Konak'ta bulunan Mimar Sinan İlkokulu'nda iddiaya göre 8 Kasım günü A. K. isimli öğretmen, çocuğu ile ilgilenmeyen bir veliyi uyardı. Duruma sinirlenen veli, ders esnasında sınıfa giderek, iddiaya göre öğrencilerinin gözü önünde öğretmeni saçından tutarak darp etti. Olayın ardından savcılığa giderek, veli hakkında suç duyurusunda bulunduğu öğrenilen öğretmeni, eğitim sendikaları yalnız bırakmadı. Eğitim-İş, Eğitim -Sen ve Tük Eğitim-Sen şubeleri, herhangi bir sendikaya üye olmayan öğretmenin görev yaptığı okulun önünde basın açıklaması gerçekleştirdi.

Eğitim İş İzmir 1 Nolu Şube Örgütlenme Sekreteri Atilla Yazgan, öğretmenlik mesleğinin itibarsızlaştırıldığını ileri sürdü. Yazgan, Milli Eğitim Bakanlığı'nın (MEB) bu tür şiddet olayları karşısında kayıtsız kaldığını ileri sürdü.
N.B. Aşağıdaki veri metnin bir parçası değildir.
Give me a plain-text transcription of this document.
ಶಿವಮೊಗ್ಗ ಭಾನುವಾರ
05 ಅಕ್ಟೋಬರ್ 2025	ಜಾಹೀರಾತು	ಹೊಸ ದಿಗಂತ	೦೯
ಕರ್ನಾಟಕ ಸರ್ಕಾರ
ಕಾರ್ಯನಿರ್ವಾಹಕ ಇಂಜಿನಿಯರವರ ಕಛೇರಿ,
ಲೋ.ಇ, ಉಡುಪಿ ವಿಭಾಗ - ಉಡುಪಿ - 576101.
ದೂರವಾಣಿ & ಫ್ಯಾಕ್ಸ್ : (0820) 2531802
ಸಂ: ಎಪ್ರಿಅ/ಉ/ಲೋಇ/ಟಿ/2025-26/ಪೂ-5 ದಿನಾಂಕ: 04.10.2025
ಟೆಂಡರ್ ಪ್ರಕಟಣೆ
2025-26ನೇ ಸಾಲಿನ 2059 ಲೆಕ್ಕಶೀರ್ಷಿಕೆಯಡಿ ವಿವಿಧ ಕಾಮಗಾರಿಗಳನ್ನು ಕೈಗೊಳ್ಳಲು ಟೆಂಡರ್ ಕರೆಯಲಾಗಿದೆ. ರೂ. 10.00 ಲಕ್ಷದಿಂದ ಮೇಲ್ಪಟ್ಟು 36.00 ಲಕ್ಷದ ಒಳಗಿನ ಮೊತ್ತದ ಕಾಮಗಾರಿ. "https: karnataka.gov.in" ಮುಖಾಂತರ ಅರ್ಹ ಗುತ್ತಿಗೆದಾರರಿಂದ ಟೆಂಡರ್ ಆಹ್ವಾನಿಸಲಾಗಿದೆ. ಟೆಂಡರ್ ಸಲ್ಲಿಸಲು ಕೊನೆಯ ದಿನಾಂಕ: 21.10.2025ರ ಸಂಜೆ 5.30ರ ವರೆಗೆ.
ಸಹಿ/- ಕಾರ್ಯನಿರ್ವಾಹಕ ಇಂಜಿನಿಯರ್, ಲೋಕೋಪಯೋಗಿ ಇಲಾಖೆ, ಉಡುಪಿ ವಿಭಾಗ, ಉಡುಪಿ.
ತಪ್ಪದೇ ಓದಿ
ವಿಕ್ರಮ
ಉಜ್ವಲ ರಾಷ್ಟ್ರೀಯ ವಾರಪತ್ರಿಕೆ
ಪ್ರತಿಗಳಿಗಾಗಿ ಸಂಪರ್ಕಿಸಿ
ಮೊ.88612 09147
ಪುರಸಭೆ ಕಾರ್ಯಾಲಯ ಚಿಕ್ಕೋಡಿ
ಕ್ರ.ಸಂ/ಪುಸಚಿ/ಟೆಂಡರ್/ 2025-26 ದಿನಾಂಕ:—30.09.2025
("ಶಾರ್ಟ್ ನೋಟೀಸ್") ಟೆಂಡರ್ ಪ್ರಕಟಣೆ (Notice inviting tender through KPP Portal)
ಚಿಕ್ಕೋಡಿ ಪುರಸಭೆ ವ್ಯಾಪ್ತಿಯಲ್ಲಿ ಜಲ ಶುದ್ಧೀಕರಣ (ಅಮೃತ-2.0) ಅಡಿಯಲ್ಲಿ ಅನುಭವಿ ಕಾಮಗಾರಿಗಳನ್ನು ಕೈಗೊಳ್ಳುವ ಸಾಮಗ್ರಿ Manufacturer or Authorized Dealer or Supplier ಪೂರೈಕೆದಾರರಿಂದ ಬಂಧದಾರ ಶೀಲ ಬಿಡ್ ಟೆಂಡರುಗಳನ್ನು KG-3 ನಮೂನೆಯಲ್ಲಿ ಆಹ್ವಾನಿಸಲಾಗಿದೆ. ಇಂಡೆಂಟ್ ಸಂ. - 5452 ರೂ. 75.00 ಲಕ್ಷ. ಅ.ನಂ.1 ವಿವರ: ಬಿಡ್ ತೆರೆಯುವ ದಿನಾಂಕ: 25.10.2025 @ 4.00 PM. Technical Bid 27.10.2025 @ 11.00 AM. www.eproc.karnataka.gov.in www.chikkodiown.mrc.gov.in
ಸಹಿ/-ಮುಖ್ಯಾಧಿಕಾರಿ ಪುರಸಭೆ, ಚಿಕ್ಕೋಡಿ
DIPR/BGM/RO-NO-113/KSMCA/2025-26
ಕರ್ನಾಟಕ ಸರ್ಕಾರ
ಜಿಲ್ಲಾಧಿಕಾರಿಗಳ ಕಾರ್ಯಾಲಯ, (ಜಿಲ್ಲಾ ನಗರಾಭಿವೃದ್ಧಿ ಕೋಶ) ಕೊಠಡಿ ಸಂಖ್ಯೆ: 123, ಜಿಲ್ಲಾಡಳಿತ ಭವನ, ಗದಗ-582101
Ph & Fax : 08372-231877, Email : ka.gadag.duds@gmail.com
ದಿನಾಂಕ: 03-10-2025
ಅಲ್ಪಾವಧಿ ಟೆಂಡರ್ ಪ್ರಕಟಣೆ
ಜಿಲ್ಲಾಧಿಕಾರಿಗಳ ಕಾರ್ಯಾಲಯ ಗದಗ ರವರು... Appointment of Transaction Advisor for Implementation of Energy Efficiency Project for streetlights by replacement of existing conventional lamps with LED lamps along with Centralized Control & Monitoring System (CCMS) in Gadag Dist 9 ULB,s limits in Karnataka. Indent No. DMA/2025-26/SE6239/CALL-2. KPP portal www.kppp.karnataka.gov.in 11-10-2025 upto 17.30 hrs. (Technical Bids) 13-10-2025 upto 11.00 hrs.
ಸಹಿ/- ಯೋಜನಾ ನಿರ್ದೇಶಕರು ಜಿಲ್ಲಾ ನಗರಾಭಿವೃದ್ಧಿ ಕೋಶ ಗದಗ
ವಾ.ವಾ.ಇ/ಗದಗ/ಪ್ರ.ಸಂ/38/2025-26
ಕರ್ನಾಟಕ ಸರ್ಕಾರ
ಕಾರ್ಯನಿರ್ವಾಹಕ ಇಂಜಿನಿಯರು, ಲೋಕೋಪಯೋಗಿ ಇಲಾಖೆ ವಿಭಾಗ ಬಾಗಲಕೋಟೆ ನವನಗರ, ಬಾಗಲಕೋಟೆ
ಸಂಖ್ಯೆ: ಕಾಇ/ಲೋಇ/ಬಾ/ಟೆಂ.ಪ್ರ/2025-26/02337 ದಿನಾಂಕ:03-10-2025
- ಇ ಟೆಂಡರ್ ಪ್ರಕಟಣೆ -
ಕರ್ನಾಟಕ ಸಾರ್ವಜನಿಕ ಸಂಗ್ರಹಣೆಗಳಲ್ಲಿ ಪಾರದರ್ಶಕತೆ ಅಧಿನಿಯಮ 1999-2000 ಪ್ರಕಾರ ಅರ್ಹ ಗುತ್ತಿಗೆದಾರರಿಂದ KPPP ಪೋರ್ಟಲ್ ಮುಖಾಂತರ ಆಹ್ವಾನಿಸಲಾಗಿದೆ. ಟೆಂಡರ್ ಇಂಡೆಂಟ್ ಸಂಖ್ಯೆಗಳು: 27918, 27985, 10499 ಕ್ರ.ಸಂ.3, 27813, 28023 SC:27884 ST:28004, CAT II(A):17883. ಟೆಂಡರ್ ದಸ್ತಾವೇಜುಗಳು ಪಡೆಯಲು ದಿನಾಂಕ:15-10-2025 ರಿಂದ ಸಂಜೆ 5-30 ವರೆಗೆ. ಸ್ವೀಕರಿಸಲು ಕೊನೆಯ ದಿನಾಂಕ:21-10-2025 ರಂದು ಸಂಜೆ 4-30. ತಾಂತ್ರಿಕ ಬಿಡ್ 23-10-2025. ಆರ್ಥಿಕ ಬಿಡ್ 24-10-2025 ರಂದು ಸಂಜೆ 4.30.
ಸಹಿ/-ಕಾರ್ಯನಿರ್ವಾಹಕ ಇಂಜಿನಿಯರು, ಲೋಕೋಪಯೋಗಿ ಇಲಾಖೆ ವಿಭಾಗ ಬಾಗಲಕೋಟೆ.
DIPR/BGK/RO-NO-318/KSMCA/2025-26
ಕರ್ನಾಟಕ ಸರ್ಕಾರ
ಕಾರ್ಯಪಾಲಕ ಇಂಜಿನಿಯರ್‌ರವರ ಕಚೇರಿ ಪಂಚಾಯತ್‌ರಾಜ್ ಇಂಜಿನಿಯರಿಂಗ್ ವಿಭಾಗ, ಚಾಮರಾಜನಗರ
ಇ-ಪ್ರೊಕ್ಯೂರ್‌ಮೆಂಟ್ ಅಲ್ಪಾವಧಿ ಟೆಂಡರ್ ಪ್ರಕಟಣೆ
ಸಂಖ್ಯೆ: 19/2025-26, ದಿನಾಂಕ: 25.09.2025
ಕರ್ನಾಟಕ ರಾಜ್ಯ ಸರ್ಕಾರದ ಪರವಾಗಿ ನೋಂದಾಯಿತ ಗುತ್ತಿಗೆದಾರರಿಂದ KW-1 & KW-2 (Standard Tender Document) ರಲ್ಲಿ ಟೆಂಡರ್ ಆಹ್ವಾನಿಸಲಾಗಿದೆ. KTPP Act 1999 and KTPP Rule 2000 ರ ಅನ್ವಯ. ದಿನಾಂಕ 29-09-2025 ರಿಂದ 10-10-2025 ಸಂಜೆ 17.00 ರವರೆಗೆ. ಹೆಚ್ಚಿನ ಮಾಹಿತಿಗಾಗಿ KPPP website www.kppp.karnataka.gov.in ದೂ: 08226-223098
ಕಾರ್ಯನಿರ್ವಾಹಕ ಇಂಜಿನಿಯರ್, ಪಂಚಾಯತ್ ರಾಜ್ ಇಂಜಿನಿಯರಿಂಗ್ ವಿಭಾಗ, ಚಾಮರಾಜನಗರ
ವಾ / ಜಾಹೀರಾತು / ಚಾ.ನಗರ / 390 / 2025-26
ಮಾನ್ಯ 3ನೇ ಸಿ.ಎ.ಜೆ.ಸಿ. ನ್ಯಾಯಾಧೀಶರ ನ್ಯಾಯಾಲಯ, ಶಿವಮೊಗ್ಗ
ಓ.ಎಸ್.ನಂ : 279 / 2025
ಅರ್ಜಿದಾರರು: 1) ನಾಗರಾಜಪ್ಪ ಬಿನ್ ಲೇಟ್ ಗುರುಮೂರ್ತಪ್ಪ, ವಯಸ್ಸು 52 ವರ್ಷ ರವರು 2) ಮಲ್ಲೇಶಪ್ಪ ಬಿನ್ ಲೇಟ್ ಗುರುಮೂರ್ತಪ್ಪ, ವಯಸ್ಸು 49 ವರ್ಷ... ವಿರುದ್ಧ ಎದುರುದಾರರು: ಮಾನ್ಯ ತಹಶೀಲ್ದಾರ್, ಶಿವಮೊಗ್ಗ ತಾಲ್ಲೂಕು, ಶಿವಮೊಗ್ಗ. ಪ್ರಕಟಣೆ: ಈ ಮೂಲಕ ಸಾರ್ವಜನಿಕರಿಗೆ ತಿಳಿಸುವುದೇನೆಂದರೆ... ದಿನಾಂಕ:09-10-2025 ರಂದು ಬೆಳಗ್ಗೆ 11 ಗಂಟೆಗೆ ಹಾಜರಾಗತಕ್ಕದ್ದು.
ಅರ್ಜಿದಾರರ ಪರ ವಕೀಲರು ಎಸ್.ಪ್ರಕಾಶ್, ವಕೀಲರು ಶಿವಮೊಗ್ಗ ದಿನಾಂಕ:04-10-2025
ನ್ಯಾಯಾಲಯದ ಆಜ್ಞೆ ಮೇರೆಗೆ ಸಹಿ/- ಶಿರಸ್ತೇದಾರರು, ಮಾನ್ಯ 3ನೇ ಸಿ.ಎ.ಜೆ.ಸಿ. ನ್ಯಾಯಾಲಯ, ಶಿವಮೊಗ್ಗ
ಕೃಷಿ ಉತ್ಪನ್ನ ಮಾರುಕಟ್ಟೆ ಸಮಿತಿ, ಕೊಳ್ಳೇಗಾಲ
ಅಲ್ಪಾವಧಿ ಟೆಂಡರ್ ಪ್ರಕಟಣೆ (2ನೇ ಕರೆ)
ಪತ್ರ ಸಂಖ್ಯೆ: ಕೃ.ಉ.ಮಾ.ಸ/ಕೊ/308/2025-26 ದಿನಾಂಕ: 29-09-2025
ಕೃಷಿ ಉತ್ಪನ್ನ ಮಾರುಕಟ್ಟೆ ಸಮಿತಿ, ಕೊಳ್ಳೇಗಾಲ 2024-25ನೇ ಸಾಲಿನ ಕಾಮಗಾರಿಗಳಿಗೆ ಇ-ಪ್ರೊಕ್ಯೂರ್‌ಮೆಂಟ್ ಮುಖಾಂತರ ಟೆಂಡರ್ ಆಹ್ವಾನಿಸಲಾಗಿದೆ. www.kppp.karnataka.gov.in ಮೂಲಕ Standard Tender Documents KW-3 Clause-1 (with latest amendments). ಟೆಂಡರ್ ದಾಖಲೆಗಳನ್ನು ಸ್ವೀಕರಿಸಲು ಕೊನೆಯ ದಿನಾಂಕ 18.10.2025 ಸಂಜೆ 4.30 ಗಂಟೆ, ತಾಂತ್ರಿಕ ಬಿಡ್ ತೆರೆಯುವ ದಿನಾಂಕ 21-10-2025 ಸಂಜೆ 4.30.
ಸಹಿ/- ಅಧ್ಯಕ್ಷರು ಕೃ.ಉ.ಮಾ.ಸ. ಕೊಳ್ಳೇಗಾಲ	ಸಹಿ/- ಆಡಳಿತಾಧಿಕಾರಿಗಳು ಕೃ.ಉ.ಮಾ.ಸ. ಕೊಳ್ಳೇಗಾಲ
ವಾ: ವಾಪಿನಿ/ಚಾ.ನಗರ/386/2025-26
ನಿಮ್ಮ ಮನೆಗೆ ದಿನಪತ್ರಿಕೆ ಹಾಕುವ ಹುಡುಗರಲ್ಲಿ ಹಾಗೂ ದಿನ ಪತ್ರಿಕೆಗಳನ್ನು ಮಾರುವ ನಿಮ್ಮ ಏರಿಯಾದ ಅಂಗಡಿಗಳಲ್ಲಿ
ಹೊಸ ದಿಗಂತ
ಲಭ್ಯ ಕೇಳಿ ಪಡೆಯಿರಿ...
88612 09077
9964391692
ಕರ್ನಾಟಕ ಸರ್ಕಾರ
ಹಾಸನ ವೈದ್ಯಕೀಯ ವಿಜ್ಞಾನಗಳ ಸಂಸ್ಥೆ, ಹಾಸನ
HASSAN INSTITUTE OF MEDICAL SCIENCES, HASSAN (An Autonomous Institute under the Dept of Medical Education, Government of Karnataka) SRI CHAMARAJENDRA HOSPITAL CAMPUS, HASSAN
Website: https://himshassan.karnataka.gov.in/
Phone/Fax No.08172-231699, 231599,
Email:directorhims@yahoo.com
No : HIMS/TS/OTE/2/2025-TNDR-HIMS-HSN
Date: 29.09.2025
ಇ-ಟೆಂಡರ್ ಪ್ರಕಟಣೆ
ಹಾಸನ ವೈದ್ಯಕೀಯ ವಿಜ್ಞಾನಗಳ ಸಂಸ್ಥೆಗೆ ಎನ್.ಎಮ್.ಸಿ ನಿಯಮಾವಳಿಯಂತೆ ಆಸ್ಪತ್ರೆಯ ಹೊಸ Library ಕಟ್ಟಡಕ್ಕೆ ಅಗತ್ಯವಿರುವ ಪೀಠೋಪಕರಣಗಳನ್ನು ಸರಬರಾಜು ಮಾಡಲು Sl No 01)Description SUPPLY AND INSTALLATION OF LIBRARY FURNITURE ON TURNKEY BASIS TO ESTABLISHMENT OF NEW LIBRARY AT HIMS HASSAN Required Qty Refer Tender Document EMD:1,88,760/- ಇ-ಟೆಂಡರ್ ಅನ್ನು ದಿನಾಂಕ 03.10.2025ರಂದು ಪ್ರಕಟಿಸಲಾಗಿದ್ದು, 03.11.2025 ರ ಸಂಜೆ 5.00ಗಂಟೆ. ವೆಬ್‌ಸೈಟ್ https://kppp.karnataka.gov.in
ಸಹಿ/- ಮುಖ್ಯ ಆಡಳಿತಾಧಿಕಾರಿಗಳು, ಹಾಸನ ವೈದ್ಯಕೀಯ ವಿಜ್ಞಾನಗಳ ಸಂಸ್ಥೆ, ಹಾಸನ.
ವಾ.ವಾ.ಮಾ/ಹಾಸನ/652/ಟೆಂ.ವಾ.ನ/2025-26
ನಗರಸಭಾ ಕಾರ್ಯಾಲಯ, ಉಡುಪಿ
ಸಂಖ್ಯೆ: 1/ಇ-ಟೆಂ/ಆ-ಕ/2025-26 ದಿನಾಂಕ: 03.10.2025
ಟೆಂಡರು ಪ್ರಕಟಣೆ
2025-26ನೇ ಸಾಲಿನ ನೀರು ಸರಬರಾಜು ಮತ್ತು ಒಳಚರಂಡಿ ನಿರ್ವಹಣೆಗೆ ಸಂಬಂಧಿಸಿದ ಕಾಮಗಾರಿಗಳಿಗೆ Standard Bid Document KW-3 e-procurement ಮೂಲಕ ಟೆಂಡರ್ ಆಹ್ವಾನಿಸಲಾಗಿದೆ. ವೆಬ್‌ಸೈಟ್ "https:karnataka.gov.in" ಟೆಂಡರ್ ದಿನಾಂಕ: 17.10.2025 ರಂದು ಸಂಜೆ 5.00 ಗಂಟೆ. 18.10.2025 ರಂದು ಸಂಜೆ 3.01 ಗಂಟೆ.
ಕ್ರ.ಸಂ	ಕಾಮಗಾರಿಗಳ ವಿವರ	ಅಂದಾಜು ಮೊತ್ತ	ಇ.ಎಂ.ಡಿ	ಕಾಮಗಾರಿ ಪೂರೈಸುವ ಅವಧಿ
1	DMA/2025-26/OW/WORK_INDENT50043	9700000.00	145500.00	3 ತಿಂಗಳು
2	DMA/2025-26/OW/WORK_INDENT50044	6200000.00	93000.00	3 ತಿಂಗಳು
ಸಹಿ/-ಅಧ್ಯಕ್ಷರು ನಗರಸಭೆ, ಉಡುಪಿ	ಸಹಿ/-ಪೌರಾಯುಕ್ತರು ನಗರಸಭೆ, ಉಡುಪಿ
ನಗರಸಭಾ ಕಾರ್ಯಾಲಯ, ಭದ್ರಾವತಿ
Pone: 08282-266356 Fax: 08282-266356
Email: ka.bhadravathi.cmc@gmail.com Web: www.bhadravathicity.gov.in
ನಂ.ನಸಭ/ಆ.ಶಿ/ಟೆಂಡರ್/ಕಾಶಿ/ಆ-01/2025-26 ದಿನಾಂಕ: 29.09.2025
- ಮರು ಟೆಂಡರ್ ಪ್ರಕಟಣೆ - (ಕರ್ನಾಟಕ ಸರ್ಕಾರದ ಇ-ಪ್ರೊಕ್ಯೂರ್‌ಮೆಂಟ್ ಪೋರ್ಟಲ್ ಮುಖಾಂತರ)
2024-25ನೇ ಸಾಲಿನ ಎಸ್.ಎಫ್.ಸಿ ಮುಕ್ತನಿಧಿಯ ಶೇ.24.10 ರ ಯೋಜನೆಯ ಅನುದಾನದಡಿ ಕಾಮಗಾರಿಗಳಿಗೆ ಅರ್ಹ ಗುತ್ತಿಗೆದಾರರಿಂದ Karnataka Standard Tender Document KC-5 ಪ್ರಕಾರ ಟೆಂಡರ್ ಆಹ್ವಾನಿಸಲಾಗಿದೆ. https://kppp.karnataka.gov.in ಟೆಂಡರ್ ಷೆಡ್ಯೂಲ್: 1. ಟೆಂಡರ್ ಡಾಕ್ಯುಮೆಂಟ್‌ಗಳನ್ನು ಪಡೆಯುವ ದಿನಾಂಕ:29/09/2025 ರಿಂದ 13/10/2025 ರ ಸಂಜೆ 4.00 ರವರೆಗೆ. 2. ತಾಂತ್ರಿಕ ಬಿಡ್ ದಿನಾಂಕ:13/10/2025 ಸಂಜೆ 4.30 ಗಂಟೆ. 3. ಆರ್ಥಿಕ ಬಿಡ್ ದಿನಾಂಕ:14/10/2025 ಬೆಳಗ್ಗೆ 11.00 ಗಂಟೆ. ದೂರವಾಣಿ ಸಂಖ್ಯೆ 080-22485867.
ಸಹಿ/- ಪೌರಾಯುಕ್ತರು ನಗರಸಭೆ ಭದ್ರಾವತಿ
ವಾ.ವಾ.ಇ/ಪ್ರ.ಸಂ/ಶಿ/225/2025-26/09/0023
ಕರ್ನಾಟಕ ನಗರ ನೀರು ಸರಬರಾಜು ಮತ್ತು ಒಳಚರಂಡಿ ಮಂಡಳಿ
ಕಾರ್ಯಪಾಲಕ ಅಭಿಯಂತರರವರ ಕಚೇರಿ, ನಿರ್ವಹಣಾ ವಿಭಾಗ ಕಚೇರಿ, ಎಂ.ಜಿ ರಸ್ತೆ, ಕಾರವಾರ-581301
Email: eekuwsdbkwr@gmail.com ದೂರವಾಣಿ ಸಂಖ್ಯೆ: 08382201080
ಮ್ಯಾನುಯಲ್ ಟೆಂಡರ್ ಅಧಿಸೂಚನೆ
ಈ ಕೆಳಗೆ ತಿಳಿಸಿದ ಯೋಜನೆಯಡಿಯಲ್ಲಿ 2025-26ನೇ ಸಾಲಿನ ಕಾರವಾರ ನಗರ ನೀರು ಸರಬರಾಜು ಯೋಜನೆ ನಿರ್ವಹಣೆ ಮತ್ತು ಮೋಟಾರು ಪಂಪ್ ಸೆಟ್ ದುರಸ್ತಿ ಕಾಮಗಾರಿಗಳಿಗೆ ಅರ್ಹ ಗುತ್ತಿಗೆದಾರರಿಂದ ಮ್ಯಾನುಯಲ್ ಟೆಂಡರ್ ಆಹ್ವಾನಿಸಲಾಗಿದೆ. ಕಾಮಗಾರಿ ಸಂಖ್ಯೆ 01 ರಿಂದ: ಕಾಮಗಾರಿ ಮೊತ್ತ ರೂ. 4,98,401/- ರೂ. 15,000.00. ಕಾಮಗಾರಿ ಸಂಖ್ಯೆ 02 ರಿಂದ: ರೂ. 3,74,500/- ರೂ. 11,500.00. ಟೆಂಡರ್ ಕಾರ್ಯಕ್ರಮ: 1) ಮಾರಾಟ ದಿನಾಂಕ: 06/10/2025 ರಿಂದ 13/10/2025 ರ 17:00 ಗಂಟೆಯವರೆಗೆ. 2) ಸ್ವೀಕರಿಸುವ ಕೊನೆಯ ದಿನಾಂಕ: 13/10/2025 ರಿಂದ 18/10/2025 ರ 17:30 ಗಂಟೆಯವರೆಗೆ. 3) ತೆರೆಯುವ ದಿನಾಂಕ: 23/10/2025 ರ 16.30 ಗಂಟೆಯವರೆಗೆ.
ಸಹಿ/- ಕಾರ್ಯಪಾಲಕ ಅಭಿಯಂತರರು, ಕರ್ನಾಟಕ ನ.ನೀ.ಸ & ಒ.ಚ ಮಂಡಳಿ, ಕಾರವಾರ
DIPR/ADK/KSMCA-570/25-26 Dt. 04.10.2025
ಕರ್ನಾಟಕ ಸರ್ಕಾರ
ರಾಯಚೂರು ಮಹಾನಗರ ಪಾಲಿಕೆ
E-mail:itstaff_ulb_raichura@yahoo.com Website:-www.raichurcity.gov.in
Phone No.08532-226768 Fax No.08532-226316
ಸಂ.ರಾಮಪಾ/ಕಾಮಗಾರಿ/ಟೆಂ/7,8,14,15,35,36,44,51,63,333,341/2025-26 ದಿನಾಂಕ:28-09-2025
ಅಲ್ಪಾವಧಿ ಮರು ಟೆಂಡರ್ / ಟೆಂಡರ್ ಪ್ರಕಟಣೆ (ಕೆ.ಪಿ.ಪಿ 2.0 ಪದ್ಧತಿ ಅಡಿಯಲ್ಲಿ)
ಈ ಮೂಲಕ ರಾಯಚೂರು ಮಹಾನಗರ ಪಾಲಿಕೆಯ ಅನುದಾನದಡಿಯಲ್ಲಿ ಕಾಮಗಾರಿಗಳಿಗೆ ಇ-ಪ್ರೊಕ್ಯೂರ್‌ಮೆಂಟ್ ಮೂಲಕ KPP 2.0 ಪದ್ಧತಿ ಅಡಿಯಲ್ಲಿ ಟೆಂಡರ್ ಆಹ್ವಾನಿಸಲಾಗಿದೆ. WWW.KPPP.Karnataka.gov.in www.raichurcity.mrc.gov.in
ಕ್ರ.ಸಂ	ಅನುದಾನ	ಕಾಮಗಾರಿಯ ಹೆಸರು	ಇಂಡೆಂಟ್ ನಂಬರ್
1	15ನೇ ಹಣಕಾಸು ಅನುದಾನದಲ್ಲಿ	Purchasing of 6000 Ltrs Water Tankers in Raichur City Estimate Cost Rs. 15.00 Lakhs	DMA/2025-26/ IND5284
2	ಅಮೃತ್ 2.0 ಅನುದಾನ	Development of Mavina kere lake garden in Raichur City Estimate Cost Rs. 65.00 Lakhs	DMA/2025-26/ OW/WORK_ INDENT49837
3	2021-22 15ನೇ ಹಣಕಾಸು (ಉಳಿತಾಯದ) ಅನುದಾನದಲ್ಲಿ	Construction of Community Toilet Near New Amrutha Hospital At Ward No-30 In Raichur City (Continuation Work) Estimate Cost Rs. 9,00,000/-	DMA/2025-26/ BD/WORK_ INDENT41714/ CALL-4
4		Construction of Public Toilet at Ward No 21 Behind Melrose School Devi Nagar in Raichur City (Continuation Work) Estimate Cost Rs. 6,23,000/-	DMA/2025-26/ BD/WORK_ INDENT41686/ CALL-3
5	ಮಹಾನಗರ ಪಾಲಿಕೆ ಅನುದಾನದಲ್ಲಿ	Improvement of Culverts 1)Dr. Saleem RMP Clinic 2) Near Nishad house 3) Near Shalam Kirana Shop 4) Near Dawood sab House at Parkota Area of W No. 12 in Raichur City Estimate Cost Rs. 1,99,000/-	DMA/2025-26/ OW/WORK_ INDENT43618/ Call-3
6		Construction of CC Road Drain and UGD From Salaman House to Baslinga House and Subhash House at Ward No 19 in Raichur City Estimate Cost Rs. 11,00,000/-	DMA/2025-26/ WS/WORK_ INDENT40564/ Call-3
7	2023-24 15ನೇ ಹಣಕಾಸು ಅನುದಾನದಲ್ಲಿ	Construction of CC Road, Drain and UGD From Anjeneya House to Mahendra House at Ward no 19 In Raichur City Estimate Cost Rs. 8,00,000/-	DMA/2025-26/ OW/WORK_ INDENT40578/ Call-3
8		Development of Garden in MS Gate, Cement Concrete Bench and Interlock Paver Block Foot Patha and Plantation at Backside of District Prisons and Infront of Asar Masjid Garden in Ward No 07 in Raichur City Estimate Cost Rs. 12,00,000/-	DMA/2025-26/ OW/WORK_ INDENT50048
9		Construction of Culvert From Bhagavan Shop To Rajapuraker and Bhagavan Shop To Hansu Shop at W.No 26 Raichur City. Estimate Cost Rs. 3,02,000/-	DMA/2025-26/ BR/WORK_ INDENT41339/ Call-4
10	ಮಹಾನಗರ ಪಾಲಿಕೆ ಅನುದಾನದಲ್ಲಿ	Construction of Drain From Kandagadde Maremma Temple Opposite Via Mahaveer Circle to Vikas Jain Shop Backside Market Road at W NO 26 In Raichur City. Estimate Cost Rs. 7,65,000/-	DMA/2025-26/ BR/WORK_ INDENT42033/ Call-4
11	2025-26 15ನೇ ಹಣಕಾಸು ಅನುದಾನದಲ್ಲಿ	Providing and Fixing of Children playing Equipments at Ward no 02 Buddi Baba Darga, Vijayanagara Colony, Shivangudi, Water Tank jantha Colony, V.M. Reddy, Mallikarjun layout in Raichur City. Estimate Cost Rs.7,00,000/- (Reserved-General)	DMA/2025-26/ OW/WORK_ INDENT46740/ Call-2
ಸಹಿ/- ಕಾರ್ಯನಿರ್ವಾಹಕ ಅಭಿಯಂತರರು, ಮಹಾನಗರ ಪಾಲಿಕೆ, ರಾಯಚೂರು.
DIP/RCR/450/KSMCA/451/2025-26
Okulda yaşanan olaya tepki gösteren Yazgan, Olaya tanık olan, bu okulda görev yapan eğitim emekçilerinden edindiğimiz bilgiye göre, çocuğunun eğitim ve öğretimi ile ilgilenmeyen ilgisiz, çocuğun vaktinde okula getiremeyen sorumsuz bir veli tarafından öğrencisinin iyiliği için yaptığı uyarılardan dolayı, ders esnasında sınıfı basarak öğrencilerin önünde, öğretmene hakaret etti. Öğretmen fiziki zorbalığa maruz kaldı dedi. Güvenlik zafiyetinin olduğunu savunan Yazgan, benzer olayların yaşanacağına dair endişe taşıdıklarını aktardı.
 
YASAL DÜZENLEME YAPILMALI'
 
Milli Eğitim Bakanlığı'nın iş güvenliği konusunda acilen sorumluluk alması gerektiğini vurgulayan Türk Eğitim Sen İzmir 3 Nolu Şube Başkanı Adnan Sarısayın da eğitim çalışanına yapılan saldırılar konusunda şikayet olmadan kamu davası açılmasını istedi. Bu konuda yasal düzenlemelerin yapılmasının önemine değinen Sarısayın, Veliler de öğretmene saygı duymalı. Öğretmeni korumak ülkenin geleceğini korumaktır. Biz böyle değildik. Bizim insanımız, bizim kültürümüz 'Bana bir harf öğretenin 40 yıl kölesi olurum' diyen bir kültürden geliyoruz. Lütfen öğretmene sahip çıkalım diye konuştu.
 
'SORUNU GİDERMEK MEB'İN GÖREVİ'
 
Eğitim Sen İzmir 1 Nolu Şube Yönetim Kurulu Üyesi Müjdat Çalış ise, şunları söyledi
 
Öğretmenlik gün geçtikçe değer kaybeden, itibarsızlaştırılmaya çalışılan bir meslek haline geldi. Hem sağlıkta hem de eğitimde yaşanan özelleştirilmeler, bu sürecin mihmandarlığını yaptı. Bugün yaşadığımız bu saldırının başka örneklerini başka okullarda da yaşıyoruz. Bu sorunu çözmek, sorunun giderilmesini sağlamak, MEB'in asli görevidir. Aydınlanma ışığı olan öğretmenlerin, onurluca mesleklerini yapabilecek koşulları hazırlamak, MEB'in görevidir. Ekonomik olarak dar boğaza sürüklenen öğretmenlerimiz, aynı zamanda mesleki saygınlıklarını yitirme tehlikesi ile yüz yüze. Hükümet, 3600 ek gösterge vaadinde bulundu. Enflasyonun geldiği noktada maaşlarımız yüzde 45 düzeyinde eridi.
 
Açıklamanın ardından eğitimciler dağıldı.